Newborn quintuplets get first Santa visit
As Santa left the room, Clara began crying under her pink blanket, her wails audible even through the incubator. Almost instantly, her mother, Margaret, quickly sanitized her hands and slipped them in to comfort her.
Clara’s four siblings laid in their incubators next to her in a private room in the nursery intensive care unit, each wrapped in a different-colored blanket under a stocking bearing their name.
The five babies are the Baudinet quintuplets, and for their parents and the hospital, they are a Christmas miracle.
Margaret and Michael Baudinet struggled for years to conceive and experienced two miscarriages before the quints came along.
After moving across the country from their home in Charlottesville, Va. to work with Dignity Health St.

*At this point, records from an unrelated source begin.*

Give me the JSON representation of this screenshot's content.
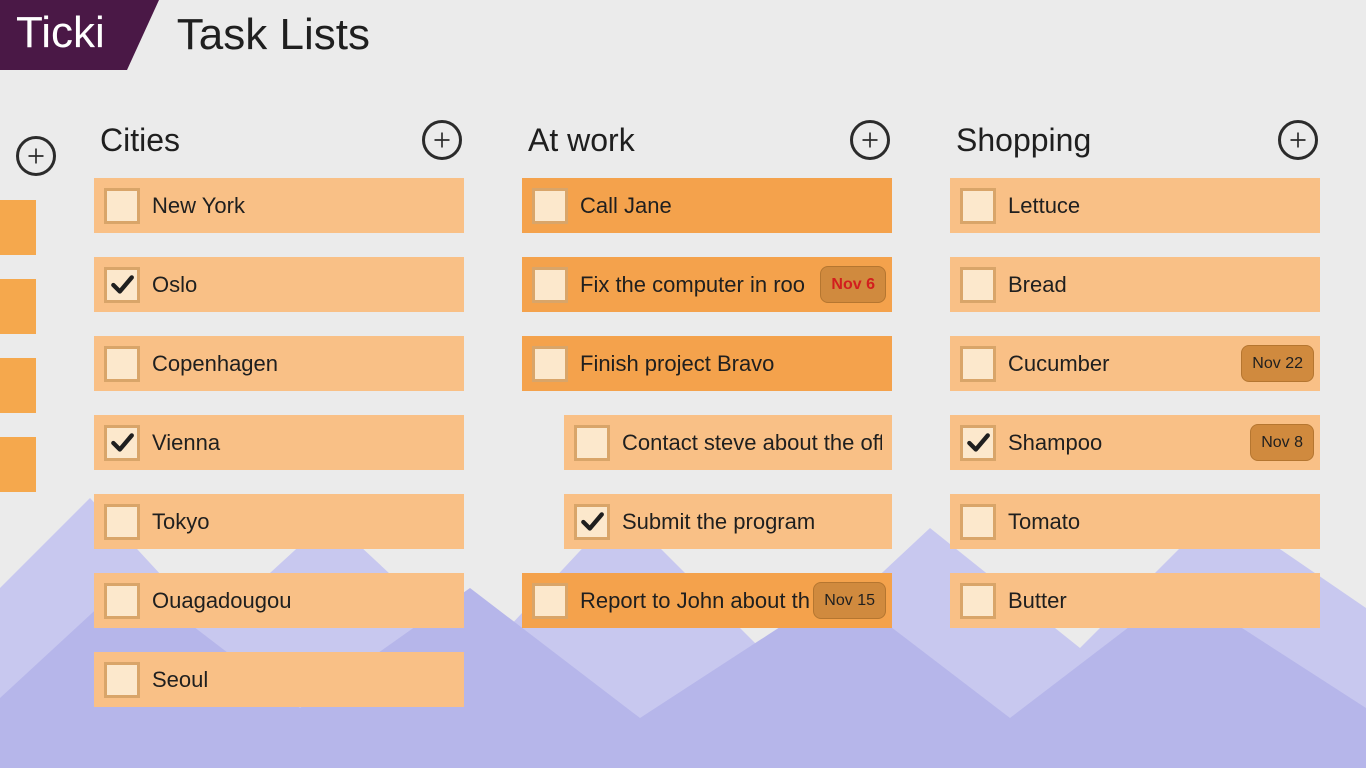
{
  "header": {
    "brand": "Ticki",
    "title": "Task Lists"
  },
  "columns": [
    {
      "title": "Cities",
      "items": [
        {
          "label": "New York",
          "checked": false,
          "dark": false
        },
        {
          "label": "Oslo",
          "checked": true,
          "dark": false
        },
        {
          "label": "Copenhagen",
          "checked": false,
          "dark": false
        },
        {
          "label": "Vienna",
          "checked": true,
          "dark": false
        },
        {
          "label": "Tokyo",
          "checked": false,
          "dark": false
        },
        {
          "label": "Ouagadougou",
          "checked": false,
          "dark": false
        },
        {
          "label": "Seoul",
          "checked": false,
          "dark": false
        }
      ]
    },
    {
      "title": "At work",
      "items": [
        {
          "label": "Call Jane",
          "checked": false,
          "dark": true
        },
        {
          "label": "Fix the computer in roo",
          "checked": false,
          "dark": true,
          "due": "Nov 6",
          "due_alert": true
        },
        {
          "label": "Finish project Bravo",
          "checked": false,
          "dark": true
        },
        {
          "label": "Contact steve about the off",
          "checked": false,
          "dark": false,
          "child": true
        },
        {
          "label": "Submit the program",
          "checked": true,
          "dark": false,
          "child": true
        },
        {
          "label": "Report to John about th",
          "checked": false,
          "dark": true,
          "due": "Nov 15"
        }
      ]
    },
    {
      "title": "Shopping",
      "items": [
        {
          "label": "Lettuce",
          "checked": false,
          "dark": false
        },
        {
          "label": "Bread",
          "checked": false,
          "dark": false
        },
        {
          "label": "Cucumber",
          "checked": false,
          "dark": false,
          "due": "Nov 22"
        },
        {
          "label": "Shampoo",
          "checked": true,
          "dark": false,
          "due": "Nov 8"
        },
        {
          "label": "Tomato",
          "checked": false,
          "dark": false
        },
        {
          "label": "Butter",
          "checked": false,
          "dark": false
        }
      ]
    }
  ]
}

Joseph’s Hospital and Medical Center in Phoenix, they welcomed Ava, Clara, Camille, Luke and Isabelle into the world Dec. 4.
It was the first time in St. Joseph’s 121-year history that staff have delivered quintuplets. To celebrate their remarkable arrival, the hospital organized a special visit from Santa.
He looked over the babies, smiling at them and wishing them well.
When Margaret, 31, found out she was pregnant with five after hormone therapy, she said she tamped down on her excitement.
“After you suffer two miscarriages — and I think women who have been through that understand — it’s really hard to get excited about a pregnancy, because as soon as I would get excited, something like that would happen,” she said.
Michael, 34, said he “was stunned, and I don’t think I talked for about four weeks.”
A team of 24 people were involved in the delivery process. They were born at 32 weeks and 1 day, far past the national average of 26 to 27 weeks for quintuplets.
They weighed between 3 pounds 6 ounces and 3 pounds 14 ounces. All of the children are now off ventilators, progressing well and considered healthy.